Shelley Taylor, a professor of psychology at the University of California-Los Angeles who studies issues related to relationships, stress and health, will deliver a pair of lectures Thursday and Friday, May 10-11.

Taylor will speak at 8 p.m. May 10 in 101 Friend Center on "Fight-or-Flight Versus Tend-and-Befriend: Do Men and Women Cope Differently With Stress?" Her second talk, set for 4 p.m. May 11 in 0-S-6 Green Hall, is titled "Why Do Psychosocial Resources Affect Health Across the Lifespan?"

Taylor studies the impact of social relationships and positive beliefs on physical and mental health. She has proposed the "tend-and-befriend" model for how people respond to stress, which suggests that women are more likely than men to deal with stress by seeking positive social relationships. In addition, Taylor studies how culture shapes individuals' responses to stressful situations.

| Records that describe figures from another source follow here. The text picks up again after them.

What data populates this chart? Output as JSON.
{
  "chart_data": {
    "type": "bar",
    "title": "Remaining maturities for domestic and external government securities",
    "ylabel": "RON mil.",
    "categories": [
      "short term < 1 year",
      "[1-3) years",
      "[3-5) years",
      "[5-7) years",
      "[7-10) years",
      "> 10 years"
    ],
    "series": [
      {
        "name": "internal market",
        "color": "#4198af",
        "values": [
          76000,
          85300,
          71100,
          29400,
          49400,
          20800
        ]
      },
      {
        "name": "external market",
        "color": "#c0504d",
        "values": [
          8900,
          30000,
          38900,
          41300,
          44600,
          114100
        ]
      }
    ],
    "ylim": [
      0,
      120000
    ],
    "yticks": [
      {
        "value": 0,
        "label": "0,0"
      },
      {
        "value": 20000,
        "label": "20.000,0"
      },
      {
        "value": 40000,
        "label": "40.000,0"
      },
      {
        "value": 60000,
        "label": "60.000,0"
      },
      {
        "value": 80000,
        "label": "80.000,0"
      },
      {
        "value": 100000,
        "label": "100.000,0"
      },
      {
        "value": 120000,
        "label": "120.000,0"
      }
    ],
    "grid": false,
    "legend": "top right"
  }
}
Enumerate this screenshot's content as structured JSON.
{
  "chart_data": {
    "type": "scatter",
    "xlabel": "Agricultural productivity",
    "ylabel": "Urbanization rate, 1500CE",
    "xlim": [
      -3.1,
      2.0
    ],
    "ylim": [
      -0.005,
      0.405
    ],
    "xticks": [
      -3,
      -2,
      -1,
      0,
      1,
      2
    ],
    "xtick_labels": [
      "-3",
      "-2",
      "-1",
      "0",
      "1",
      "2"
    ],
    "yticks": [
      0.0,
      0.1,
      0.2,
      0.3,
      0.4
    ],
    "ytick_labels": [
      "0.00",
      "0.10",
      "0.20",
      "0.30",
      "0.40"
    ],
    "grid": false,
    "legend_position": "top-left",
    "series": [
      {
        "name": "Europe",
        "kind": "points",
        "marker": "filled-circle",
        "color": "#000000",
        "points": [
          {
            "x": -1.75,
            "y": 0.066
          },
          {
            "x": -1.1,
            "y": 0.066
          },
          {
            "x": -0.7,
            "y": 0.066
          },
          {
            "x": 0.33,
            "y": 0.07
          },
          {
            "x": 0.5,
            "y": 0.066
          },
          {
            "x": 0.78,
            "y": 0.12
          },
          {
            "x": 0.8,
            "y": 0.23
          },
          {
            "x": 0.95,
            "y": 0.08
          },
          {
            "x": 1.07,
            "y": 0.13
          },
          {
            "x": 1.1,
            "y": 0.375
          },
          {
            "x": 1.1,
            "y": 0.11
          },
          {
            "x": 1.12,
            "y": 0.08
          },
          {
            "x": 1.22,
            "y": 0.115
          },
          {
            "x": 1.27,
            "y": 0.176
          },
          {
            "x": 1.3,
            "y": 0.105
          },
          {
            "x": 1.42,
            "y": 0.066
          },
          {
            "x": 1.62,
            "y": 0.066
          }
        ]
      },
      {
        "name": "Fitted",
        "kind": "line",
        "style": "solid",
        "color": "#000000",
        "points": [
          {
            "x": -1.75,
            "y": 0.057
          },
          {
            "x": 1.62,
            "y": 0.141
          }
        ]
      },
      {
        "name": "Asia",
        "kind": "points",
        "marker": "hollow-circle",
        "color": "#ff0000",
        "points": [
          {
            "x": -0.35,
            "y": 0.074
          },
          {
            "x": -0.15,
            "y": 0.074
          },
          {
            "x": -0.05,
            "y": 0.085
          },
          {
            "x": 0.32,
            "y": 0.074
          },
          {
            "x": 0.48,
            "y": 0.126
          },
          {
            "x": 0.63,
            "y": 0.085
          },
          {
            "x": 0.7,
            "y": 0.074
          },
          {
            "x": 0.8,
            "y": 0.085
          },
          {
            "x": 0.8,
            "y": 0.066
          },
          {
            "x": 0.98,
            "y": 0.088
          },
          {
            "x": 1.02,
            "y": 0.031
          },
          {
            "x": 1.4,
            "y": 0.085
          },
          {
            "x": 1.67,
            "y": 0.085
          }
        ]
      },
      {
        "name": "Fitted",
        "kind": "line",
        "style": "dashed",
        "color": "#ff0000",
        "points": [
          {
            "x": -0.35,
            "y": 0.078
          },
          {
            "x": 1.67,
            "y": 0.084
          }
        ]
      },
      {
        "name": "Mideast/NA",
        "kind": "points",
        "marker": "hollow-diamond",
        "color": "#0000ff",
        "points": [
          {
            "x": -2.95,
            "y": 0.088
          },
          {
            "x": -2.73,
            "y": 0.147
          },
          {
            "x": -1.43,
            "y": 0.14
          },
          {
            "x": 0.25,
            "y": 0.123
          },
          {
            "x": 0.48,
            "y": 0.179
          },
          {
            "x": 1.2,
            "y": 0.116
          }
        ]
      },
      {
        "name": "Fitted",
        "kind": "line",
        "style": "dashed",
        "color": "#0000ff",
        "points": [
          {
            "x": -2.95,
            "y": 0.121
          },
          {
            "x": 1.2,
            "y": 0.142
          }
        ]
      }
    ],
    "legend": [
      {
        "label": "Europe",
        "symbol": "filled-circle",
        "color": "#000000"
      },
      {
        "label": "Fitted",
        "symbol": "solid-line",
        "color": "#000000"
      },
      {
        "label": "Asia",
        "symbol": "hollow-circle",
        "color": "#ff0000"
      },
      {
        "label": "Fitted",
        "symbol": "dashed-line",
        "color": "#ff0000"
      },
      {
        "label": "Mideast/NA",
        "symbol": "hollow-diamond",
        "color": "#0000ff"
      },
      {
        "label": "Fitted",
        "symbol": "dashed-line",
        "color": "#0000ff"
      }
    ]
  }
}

Taylor is co-director of the health psychology program at UCLA and the director of the UCLA Social Neuroscience Lab. She has written more than 300 journal publications and four books, including "The Tending Instinct: How Nurturing Is Essential to Who We Are and How We Live." Taylor is the recipient of numerous awards, including the American Psychological Association's Distinguished Scientific Contribution to Psychology Award.

The talks are part of the Department of Psychology's annual Edward E. Jones Lecture Series.